3 responses to “The Betelgeuse hype

  1. Ángel, Since your media interview, the dimming has begun to slowly reverse – as you correctly predicted it would.

    I’ve seen the fascinating recent image of Betelgeuse, showing a skewed disc brightness and another image which shows clouds of material ejected from the star which are presumably partly responsible for the dimming event.

    Question: The starlight we see comes from the stellar surface region – but is there any scientific indicator to show whether the helium burning stage of the star has progressed, deep down in the core, to heavier elements?

    (PS your post is dated 28th Dec but WordPress only advised me today, two months later).
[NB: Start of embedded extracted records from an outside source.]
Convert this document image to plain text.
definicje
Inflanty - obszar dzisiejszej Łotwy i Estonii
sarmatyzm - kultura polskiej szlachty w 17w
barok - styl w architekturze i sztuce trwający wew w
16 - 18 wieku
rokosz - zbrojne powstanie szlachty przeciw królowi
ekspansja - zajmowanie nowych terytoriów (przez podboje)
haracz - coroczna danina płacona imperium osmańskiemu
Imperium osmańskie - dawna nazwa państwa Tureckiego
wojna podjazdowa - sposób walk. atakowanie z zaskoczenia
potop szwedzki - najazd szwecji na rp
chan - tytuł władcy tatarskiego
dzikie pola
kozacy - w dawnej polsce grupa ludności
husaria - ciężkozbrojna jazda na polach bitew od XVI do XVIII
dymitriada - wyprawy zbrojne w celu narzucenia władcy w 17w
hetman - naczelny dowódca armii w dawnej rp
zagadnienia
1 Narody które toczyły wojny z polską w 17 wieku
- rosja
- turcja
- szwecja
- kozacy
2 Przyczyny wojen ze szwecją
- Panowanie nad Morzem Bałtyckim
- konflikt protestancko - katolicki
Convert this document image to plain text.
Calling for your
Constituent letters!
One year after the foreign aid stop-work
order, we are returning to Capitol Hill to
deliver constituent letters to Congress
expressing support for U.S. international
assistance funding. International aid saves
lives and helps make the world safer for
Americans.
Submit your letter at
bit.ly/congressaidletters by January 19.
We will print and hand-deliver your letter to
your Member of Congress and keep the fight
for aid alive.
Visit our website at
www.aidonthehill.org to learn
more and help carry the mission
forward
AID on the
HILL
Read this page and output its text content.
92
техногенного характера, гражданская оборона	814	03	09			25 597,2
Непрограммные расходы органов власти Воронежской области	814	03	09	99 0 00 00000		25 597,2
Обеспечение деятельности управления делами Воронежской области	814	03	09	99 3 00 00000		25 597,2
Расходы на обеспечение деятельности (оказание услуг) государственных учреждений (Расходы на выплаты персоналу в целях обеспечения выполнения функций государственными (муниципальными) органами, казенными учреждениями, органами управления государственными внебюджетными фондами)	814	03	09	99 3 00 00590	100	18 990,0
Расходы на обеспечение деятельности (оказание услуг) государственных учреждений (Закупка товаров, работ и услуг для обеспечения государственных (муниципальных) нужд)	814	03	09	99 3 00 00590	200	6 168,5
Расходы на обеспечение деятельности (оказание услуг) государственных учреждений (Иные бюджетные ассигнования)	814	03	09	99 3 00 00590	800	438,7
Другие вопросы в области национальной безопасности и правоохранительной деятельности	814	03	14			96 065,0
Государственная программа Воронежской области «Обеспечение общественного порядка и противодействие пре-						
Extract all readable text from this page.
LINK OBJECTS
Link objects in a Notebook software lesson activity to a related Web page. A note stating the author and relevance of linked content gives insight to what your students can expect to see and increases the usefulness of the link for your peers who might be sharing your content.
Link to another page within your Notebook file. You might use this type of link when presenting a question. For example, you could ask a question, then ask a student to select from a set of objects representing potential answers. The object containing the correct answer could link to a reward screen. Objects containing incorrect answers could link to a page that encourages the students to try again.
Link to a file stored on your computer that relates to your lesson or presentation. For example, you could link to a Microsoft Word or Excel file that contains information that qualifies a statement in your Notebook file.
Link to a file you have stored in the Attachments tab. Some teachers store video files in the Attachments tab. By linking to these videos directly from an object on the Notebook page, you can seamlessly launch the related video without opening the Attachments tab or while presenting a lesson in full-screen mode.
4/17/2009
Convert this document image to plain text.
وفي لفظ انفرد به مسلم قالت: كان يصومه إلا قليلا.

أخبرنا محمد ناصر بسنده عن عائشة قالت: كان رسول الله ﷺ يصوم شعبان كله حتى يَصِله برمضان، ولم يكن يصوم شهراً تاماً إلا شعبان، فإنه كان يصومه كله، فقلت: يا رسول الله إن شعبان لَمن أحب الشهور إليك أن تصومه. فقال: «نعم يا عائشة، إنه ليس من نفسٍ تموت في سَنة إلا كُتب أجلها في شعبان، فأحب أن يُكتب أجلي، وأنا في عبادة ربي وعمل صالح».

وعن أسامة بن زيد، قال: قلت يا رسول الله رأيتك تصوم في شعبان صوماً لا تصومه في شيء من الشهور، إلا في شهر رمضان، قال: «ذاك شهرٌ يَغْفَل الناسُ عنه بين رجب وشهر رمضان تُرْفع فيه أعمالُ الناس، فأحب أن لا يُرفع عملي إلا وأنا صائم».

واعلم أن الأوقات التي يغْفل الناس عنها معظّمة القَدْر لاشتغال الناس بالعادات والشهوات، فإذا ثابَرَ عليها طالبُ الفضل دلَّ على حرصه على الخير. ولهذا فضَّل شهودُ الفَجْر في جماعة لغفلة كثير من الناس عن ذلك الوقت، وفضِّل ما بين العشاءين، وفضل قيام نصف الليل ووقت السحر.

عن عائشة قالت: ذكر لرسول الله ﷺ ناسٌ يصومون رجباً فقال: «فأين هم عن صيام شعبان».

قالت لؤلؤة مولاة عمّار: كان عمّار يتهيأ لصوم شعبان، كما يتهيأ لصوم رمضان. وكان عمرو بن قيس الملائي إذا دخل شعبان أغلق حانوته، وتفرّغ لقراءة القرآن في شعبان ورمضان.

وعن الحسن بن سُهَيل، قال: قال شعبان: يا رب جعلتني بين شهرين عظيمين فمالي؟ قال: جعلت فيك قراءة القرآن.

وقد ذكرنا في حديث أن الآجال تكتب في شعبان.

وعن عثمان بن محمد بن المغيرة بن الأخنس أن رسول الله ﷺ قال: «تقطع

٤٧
    • Thanks, yes, I know, as I told you by email I’m trying to recover delayed posts that should have been uploaded a long time ago here. There would be more of those to come in the next weeks. I also planned to write an article explains what had happened with Betelgeuse, as now it seems it is a solved problem (yes, it seems dust ejected from the star).

      Regarding your question. The short answer is NO. There is NO WAY, as far as we know now, to know if the core of the star has finished the helium burning stage and started the carbon burning stage. What we know is that from that moment the star is very close to die, as the carbon burning stage only lasts for ~1000 years! and then the rest of burning stages till reach an iron core happens in months or less.

  2. Thanks for both responses. 🙂
    It is very clear that something very interesting is occurring in and around the photosphere of Betelgeuse – and we have the resolving power to observe it. So I look forward to your future article.